Hero (2002), film de Zhang Yimou
L'être et le héros
Que les arts martiaux requièrent un contact entre certaines surfaces du corps ou encore un prolongement du geste par l'arme, le judo ou l'iaïdo n'en convoquent pas pour autant la violence.
Issus de la culture asiatique et en particulier de la philosophie zen et bouddhiste, ils fondent leurs préceptes plus sur un art de l'équilibre que sur le culte de la chute. Ici point de triomphe de la victoire ou de la défaite mais plutôt la recherche du geste le plus approprié et le plus précis possible et, avant tout, la quête permanente du respect, de soi (son corps et son esprit) et de l'autre (son adversaire).

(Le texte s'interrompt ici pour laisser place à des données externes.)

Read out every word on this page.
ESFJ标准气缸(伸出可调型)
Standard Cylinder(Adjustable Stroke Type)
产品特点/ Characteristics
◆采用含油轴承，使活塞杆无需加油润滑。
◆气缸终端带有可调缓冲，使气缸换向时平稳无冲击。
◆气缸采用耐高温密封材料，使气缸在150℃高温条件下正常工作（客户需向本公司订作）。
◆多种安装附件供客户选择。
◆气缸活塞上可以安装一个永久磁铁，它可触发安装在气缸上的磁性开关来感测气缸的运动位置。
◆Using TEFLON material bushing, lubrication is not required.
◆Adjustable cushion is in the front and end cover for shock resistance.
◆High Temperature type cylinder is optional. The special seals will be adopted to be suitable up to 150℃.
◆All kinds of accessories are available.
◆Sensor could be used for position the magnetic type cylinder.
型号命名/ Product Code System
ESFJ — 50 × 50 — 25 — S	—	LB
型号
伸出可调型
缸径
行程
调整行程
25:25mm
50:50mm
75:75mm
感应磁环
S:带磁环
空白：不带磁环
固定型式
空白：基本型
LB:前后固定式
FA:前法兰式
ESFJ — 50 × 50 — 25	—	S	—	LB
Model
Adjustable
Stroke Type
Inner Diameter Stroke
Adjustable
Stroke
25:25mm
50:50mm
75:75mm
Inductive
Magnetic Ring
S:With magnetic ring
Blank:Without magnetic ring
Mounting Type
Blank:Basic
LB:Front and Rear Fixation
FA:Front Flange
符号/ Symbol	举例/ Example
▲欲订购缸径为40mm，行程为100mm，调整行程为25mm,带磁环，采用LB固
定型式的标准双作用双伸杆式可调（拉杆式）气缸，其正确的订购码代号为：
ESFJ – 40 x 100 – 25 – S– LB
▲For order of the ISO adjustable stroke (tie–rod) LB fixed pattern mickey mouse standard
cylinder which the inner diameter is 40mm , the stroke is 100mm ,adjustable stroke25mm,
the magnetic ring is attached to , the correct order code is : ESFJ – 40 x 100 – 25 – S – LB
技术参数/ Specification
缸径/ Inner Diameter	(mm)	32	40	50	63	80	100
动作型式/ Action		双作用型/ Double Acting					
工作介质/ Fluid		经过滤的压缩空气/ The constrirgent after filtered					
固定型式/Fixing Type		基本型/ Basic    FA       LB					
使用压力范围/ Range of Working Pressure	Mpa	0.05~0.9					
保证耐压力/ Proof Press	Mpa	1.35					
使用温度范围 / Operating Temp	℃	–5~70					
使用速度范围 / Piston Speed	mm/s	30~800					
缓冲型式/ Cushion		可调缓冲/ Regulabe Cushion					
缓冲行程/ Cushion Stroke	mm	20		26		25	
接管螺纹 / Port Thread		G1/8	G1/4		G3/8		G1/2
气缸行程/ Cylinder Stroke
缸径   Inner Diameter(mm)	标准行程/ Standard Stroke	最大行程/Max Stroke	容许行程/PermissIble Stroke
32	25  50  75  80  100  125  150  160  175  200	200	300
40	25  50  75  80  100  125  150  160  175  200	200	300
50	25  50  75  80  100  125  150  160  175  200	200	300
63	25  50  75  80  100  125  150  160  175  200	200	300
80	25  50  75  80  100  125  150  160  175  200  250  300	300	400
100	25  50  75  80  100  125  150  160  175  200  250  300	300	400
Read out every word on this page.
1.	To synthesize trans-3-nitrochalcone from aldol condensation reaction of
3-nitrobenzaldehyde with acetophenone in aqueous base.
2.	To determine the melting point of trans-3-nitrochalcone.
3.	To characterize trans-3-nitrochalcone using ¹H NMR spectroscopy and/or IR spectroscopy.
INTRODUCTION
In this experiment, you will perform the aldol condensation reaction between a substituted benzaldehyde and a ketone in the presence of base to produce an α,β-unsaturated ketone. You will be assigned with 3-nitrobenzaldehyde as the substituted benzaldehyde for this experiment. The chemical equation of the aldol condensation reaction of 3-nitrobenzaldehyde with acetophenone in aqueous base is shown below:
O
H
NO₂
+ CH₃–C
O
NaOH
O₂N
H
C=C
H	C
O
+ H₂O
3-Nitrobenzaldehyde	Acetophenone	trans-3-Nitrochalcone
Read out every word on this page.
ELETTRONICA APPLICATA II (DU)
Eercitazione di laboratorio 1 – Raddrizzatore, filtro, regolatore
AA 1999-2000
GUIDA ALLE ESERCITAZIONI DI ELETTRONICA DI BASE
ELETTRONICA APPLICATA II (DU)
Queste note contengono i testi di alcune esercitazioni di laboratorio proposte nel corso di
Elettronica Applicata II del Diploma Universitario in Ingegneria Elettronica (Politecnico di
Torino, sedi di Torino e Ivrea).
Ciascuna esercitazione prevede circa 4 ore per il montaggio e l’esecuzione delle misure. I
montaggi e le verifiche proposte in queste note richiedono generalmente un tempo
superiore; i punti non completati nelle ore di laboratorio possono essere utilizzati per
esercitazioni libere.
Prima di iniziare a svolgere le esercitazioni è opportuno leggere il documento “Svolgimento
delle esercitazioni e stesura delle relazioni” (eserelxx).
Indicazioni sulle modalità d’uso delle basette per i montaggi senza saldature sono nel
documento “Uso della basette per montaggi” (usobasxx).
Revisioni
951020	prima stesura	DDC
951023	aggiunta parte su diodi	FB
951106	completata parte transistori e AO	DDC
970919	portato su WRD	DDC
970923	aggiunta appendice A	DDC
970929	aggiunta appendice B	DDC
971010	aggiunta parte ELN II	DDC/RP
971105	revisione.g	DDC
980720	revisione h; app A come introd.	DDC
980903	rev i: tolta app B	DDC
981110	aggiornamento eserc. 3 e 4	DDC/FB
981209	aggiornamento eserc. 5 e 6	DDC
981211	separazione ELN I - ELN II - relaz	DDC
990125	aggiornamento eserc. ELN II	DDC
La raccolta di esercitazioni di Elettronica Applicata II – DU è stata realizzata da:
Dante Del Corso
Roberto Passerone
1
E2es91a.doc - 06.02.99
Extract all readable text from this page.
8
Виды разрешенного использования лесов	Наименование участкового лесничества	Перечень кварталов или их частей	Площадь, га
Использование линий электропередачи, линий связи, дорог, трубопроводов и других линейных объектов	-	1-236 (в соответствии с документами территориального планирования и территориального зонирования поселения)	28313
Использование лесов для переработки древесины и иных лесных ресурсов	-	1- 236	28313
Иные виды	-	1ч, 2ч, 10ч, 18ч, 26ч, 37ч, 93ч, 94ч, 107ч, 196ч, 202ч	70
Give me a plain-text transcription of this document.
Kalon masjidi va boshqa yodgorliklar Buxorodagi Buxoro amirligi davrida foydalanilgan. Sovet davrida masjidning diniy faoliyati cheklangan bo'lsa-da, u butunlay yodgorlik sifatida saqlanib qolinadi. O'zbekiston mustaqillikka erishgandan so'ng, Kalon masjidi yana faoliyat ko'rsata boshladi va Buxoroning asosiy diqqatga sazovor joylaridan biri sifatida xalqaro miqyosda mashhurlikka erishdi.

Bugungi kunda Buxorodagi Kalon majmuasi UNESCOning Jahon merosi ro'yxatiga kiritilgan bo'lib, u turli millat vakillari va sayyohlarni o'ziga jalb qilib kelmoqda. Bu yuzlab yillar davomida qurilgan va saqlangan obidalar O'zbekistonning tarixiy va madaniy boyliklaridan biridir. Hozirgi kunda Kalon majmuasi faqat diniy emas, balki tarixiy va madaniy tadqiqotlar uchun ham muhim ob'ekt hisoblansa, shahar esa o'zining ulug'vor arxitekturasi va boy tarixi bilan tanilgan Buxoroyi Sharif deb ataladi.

Annihiler la forme même de la victoire comme une conquête écrasante de l'autre ou celle de la défaite comme une désillusion de sa propre personne revêt le combattant d'arts martiaux du même costume que le héros. Quel qu'en soit son destin, il s'affirme avant tout dans cette posture généreuse faite de valeurs, de courage, de force et de justice. En témoigne l'importance même du salut en début et fin de combat.
Le papier, le pinceau et le tatami
Si les arts martiaux naissent bien longtemps après l'écriture et la peinture calligraphique chinoises, la tentation de les rapprocher apparaît évidente. Qui sait si les uns n'ont pas découler des autres ? Toujours est-il que nous retrouvons sans aucun doute dans l'art de la calligraphie cette poursuite absolue de la voie de la sagesse sous des contours plus introspectifs, sans pour autant en négliger cette approche du geste parée d'harmonie.
C'est un peu comme si la souplesse et le souffle de l'écriture calligraphique habitaient le corps du combattant d'art martial avant de partir au duel. Un corps tout entier voué à une culture plus ancestrale. L'art martial devient ainsi l'amplitude projetée de l'art calligraphique sur la scène loyale de la lutte.
Le tatami reste comme la feuille quadrillée de l'écriture des signes calligraphiques sur laquelle les figures vont s'enchaîner dans une maîtrise du mouvement qui ne doit pas seulement à l'agilité mais aussi beaucoup à la force tranquille de l'esprit, la concentration. De cette nécessité intrinsèque à l'approche de la calligraphie se génère la confiance en soi chez le combattant d'art martial. Il en retourne par ailleurs l'utilisation de l'arme au même titre que celle du pinceau : un prolongement contrôlé de l'esprit par la justesse du geste, la dextérité des courbes dans l'espace.
Le miroir de soi
Quoi qu'il en soit, de l'un à l'autre, l'atteinte du point ultime d'équilibre trouve sa source dans ce moment de respiration où le corps et l'esprit se rejoignent sans s'affronter ni se défaire pour vivre le moment présent délesté de ses impuretés.
On aura bien compris que la pratique de ces deux arts est traversée par une révélation qu'aucun événement extérieur ne peut dénaturer tant elle tutoie la vérité de l'être au plus profond de soi. Les différents états que met en jeu l'art de la calligraphie ne sont que le reflet du monde intérieur qui nous anime.
En faisant abstraction des secousses qui brutalisent le quotidien, il rend au corps et à l'esprit les lettres de noblesse de sa beauté dans un univers où ne règnent plus que la douceur, la confiance en soi et le bonheur d'être simplement là au coeur de sa force créative.